The escape from responsibility
“Daddy I would like to be a doctor…. A cello concert performer… to join a U.N. Development Program to Swaziland…” Here is the dilemma that many father-entrepreneurs are faced by, at a crucial age of their heir, when the designate future leader of the family business comes up with one of such requests. A father feels torn between the desire to let his child to follow his/her true aspiration, and the demand of his business urging a son or a daughter to be the continuator of the family activities, the fosterer of his entrepreneurial dream. What should he do? Let him go or push him to stay? Is there a criterion to follow, a standard to adopt at this juncture? Yes there is a crucial question that the father-entrepreneur should pose to himself and be able to answer to: is it a real passion, a deep urge which draws him or her towards a profession, or music or a philanthropic cause? Is he or she uniquely born for it? In such a case, let the child follow his/her natural bent, what he or she really loves. But if it is a strategy to escape the weight of duties towards the family and the company, then the solution is to help to exercise the inner muscles of responsibility. There is an illustrious family business, one thousand year old, which had to face this kind of problem a number of times in its history: The Windsor Family. It is very famous the story of Prince Edward who abdicated the throne of England to marry Ms Wallace Simpson. What has been defined the most romantic love-story of the last century is in reality a sad escape from responsibility. As future King of England, and therefore head of the Anglican Church, he not only chose a divorced lady, and an American citizen, but one of a Roman Catholic faith. No other woman on earth could have put him on a safer side from taking that responsibility of being a King of England.

The FIAT Case
Sometimes the escape from responsibility takes more dramatic expressions. The generation change in FIAT, the Agnelli family industrial empire, in very recent years has shown with tragic evidence the effects of unreadiness of the heirs to bear the weight of such a patrimony of ideas, means and people. Giovannino, the son of Umberto Agnelli and designate man to lead the Fiat in the new century, chose the way of the illness and was struck down at 33 year old from the rarest and most incurable form of cancer. For Edoardo, an unhappy and frail being, the throne of the most powerful Italian dynasty was overwhelming and chose the way of the suicide at 46. Lapo, easy rider, temporarily appointed as Fiat marketing manager, but in reality a spoiled scion of the family, chose the drogue and a dissipated life to make his succession impossible. Five years ago at 28 year old was brought to a hospital in Turin, between life and death, for overdose of cocaine ingested in excess during a party with viados and trans.
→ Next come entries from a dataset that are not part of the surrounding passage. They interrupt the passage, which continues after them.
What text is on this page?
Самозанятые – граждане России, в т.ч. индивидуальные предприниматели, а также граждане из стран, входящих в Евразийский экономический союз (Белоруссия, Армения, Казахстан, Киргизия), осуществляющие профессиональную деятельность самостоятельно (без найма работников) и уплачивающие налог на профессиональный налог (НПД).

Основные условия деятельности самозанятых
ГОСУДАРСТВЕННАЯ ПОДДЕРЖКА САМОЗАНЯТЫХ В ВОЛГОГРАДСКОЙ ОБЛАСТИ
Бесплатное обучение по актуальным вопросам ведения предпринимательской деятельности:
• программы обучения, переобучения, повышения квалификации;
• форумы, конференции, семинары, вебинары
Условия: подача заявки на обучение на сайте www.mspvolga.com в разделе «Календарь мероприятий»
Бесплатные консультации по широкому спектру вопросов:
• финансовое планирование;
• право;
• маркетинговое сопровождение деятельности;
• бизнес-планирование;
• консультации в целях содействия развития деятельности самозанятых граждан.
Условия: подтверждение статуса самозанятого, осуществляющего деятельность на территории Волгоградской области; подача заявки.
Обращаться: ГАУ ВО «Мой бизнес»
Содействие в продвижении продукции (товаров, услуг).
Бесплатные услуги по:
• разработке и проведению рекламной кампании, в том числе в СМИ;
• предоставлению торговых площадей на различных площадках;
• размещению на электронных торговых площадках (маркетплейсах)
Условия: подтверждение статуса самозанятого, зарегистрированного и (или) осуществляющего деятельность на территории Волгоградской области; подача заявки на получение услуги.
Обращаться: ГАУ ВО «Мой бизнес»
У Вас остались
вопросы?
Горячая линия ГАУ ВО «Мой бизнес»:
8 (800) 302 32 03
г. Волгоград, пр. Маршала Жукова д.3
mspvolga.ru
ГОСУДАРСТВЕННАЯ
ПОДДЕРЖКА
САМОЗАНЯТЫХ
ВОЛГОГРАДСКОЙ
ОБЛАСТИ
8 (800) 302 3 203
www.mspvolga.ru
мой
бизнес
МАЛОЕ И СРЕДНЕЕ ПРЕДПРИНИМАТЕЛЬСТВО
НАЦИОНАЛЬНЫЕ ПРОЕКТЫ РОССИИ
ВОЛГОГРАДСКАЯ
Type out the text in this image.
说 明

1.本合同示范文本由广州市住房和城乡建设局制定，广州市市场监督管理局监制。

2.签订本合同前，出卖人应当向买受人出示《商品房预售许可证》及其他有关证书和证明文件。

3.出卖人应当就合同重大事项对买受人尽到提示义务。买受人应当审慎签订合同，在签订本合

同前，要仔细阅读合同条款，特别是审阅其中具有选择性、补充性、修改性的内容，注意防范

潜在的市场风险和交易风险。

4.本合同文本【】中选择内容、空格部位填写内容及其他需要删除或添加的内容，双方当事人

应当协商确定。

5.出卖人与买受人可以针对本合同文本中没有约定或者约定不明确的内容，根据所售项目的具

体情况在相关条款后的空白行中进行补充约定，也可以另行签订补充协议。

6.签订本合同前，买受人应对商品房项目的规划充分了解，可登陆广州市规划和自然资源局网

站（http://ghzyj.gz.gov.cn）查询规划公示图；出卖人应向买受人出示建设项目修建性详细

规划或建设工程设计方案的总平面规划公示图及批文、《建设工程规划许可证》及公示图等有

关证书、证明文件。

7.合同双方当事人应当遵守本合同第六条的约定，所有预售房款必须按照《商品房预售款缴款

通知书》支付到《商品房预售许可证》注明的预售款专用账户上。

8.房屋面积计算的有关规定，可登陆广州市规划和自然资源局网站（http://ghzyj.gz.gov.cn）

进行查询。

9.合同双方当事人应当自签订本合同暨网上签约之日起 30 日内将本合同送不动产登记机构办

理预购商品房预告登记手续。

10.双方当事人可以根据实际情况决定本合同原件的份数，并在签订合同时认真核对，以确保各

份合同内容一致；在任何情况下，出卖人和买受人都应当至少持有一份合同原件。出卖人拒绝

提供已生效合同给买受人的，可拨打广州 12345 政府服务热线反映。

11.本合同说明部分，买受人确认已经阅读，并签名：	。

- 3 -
Be a King and the Kingdom will come
If you have built in you, through hard work on yourself and knowledge of thoughts and emotions, the qualities of generosity, vision and sense of greatness of a king, the kingdom will come. But nothing can be more disastrous than to receive a kingdom before you have achieved the capacity to bear it. Most likely nobody unveiled to this unfortunate youth the beauty of commitment, the other side of responsibility. Nobody ever told them that there is no happiness without a parallel growth in responsibility, and certainly no school, no mentor, has ever thaught them that Dream is the most real thing and that business is the ‘Art of Dreaming’.